History

United States
- Name: Dominant
- Laid down: 9 April 1941
- Launched: 6 June 1941
- Commissioned: 29 September 1941
- Decommissioned: 8 March 1942
- In service: 13 December 1943
- Out of service: 15 April 1946
- Stricken: 1 May 1946
- Fate: Transferred to the Maritime Commission for disposal on 5 September 1947

General characteristics
- Class & type: Accentor-class minesweeper
- Displacement: 283 tons
- Length: 96 ft (29 m)
- Beam: 21 ft (6.4 m)
- Draft: 9 ft (2.7 m)
- Speed: 11 knots (20 km/h; 13 mph)
- Complement: 17
- Armament: 2 × .30 cal (7.62 mm) machine guns

= USS Dominant (AMc-76) =

Minesweeper of the United States Navy

USS Dominant (AMc-76) was an acquired by the U.S. Navy for the task of removing naval mines laid in the water to prevent ships from passing.

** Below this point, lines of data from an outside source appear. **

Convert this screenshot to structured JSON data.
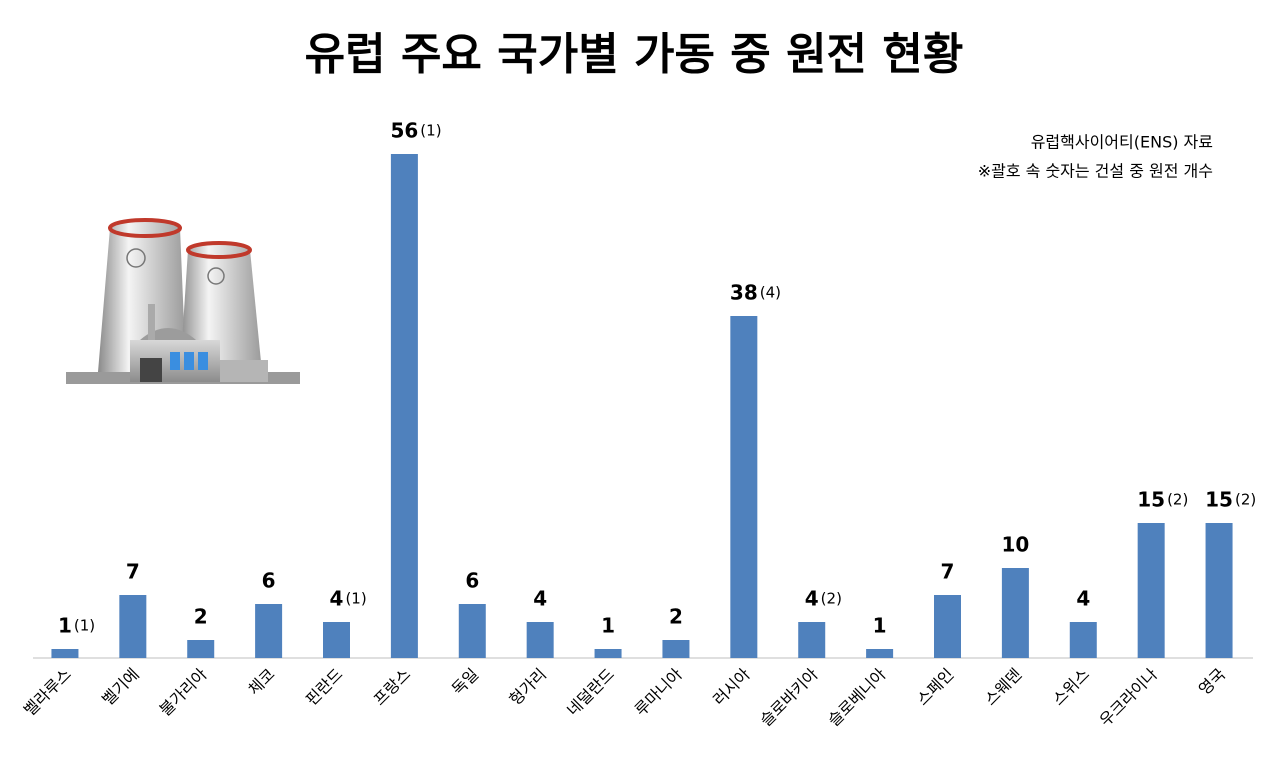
{
  "chart_data": {
    "type": "bar",
    "title": "유럽 주요 국가별 가동 중 원전 현황",
    "annotations": [
      "유럽핵사이어티(ENS) 자료",
      "※괄호 속 숫자는 건설 중 원전 개수"
    ],
    "categories": [
      "벨라루스",
      "벨기에",
      "불가리아",
      "체코",
      "핀란드",
      "프랑스",
      "독일",
      "헝가리",
      "네덜란드",
      "루마니아",
      "러시아",
      "슬로바키아",
      "슬로베니아",
      "스페인",
      "스웨덴",
      "스위스",
      "우크라이나",
      "영국"
    ],
    "values": [
      1,
      7,
      2,
      6,
      4,
      56,
      6,
      4,
      1,
      2,
      38,
      4,
      1,
      7,
      10,
      4,
      15,
      15
    ],
    "construction_labels": [
      "(1)",
      null,
      null,
      null,
      "(1)",
      "(1)",
      null,
      null,
      null,
      null,
      "(4)",
      "(2)",
      null,
      null,
      null,
      null,
      "(2)",
      "(2)"
    ],
    "color": "#4f81bd",
    "ylim": [
      0,
      56
    ]
  }
}
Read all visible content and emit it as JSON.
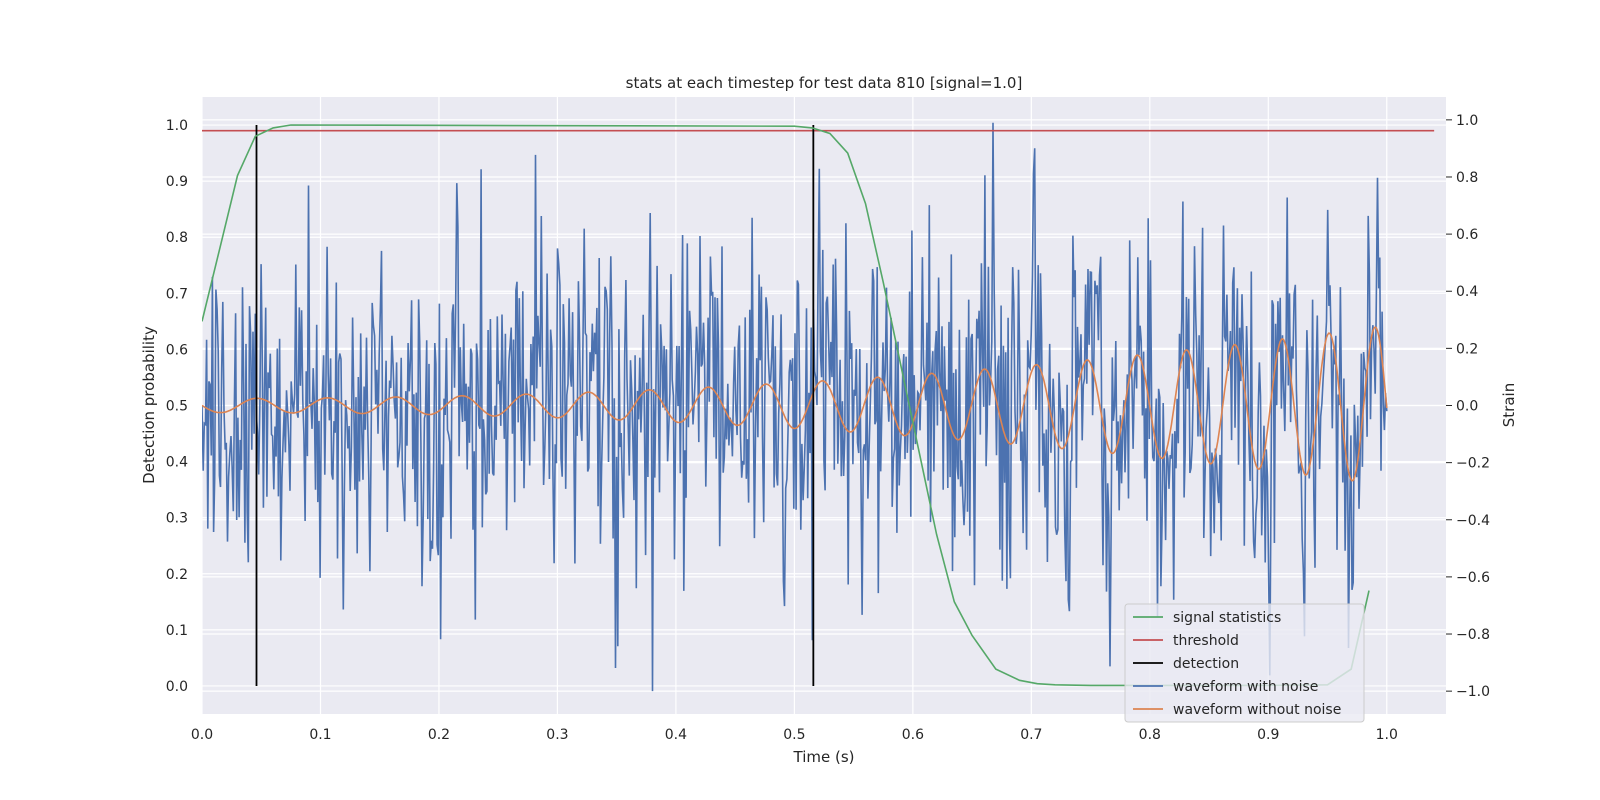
{
  "chart_data": {
    "type": "line",
    "title": "stats at each timestep for test data 810 [signal=1.0]",
    "xlabel": "Time (s)",
    "ylabel_left": "Detection probability",
    "ylabel_right": "Strain",
    "xlim": [
      0.0,
      1.05
    ],
    "ylim_left": [
      -0.05,
      1.05
    ],
    "ylim_right": [
      -1.08,
      1.08
    ],
    "x_ticks": [
      "0.0",
      "0.1",
      "0.2",
      "0.3",
      "0.4",
      "0.5",
      "0.6",
      "0.7",
      "0.8",
      "0.9",
      "1.0"
    ],
    "y_ticks_left": [
      "0.0",
      "0.1",
      "0.2",
      "0.3",
      "0.4",
      "0.5",
      "0.6",
      "0.7",
      "0.8",
      "0.9",
      "1.0"
    ],
    "y_ticks_right": [
      "−1.0",
      "−0.8",
      "−0.6",
      "−0.4",
      "−0.2",
      "0.0",
      "0.2",
      "0.4",
      "0.6",
      "0.8",
      "1.0"
    ],
    "grid": true,
    "legend_position": "lower right",
    "colors": {
      "background": "#eaeaf2",
      "grid": "#ffffff",
      "signal_statistics": "#55a868",
      "threshold": "#c44e52",
      "detection": "#000000",
      "waveform_noise": "#4c72b0",
      "waveform_clean": "#dd8452"
    },
    "signal_statistics": {
      "name": "signal statistics",
      "x": [
        0.0,
        0.015,
        0.03,
        0.045,
        0.06,
        0.075,
        0.5,
        0.515,
        0.53,
        0.545,
        0.56,
        0.575,
        0.59,
        0.605,
        0.62,
        0.635,
        0.65,
        0.67,
        0.69,
        0.705,
        0.72,
        0.75,
        0.8,
        0.85,
        0.9,
        0.95,
        0.97,
        0.985
      ],
      "y": [
        0.65,
        0.78,
        0.91,
        0.98,
        0.995,
        1.0,
        0.998,
        0.995,
        0.985,
        0.95,
        0.86,
        0.72,
        0.57,
        0.42,
        0.27,
        0.15,
        0.09,
        0.03,
        0.01,
        0.004,
        0.002,
        0.001,
        0.001,
        0.001,
        0.001,
        0.002,
        0.03,
        0.17
      ]
    },
    "threshold": {
      "name": "threshold",
      "value": 0.99,
      "x_range": [
        0.0,
        1.04
      ]
    },
    "detections": {
      "name": "detection",
      "x": [
        0.046,
        0.516
      ],
      "y_range": [
        0.0,
        1.0
      ]
    },
    "waveform_with_noise": {
      "name": "waveform with noise",
      "t_range": [
        0.0,
        1.0
      ],
      "samples": 1024,
      "noise_std": 0.3
    },
    "waveform_without_noise": {
      "name": "waveform without noise",
      "t_range": [
        0.0,
        1.0
      ],
      "samples": 1024,
      "amp_start": 0.025,
      "amp_end": 0.28,
      "freq_start": 16,
      "freq_end": 26
    },
    "legend": [
      {
        "label": "signal statistics",
        "color": "#55a868"
      },
      {
        "label": "threshold",
        "color": "#c44e52"
      },
      {
        "label": "detection",
        "color": "#000000"
      },
      {
        "label": "waveform with noise",
        "color": "#4c72b0"
      },
      {
        "label": "waveform without noise",
        "color": "#dd8452"
      }
    ]
  }
}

The wooden-hulled Dominant, a coastal minesweeper, was laid down 9 April 1941 by the Gibbs Gas Engine Co., Jacksonville, Florida, launched 6 June 1941 and commissioned at Charleston, South Carolina, on 29 September 1941.

== World War II service ==

After fitting out at Charleston, Dominant sailed to New London, Connecticut, and reported for duty to Commander, Submarine Force Atlantic, on 24 November 1941. After a restricted availability at the Boston Navy Yard in February 1942, the minesweeper returned to New London via Newport, Rhode Island, and decommissioned there on 8 March 1942.

== Second assignment ==

Assigned to Commander, Third Naval District, the minesweeper served in a non-commissioned status out of New London until reassigned to the Fifth Naval District on 13 December 1943 for use in mine warfare tests. She served in that duty until placed out of service at Norfolk on 15 April 1946.

== Inactivation ==

The minesweeper was stricken from the Navy List on 1 May 1946 and transferred to the Maritime Commission for disposal on 5 September 1947.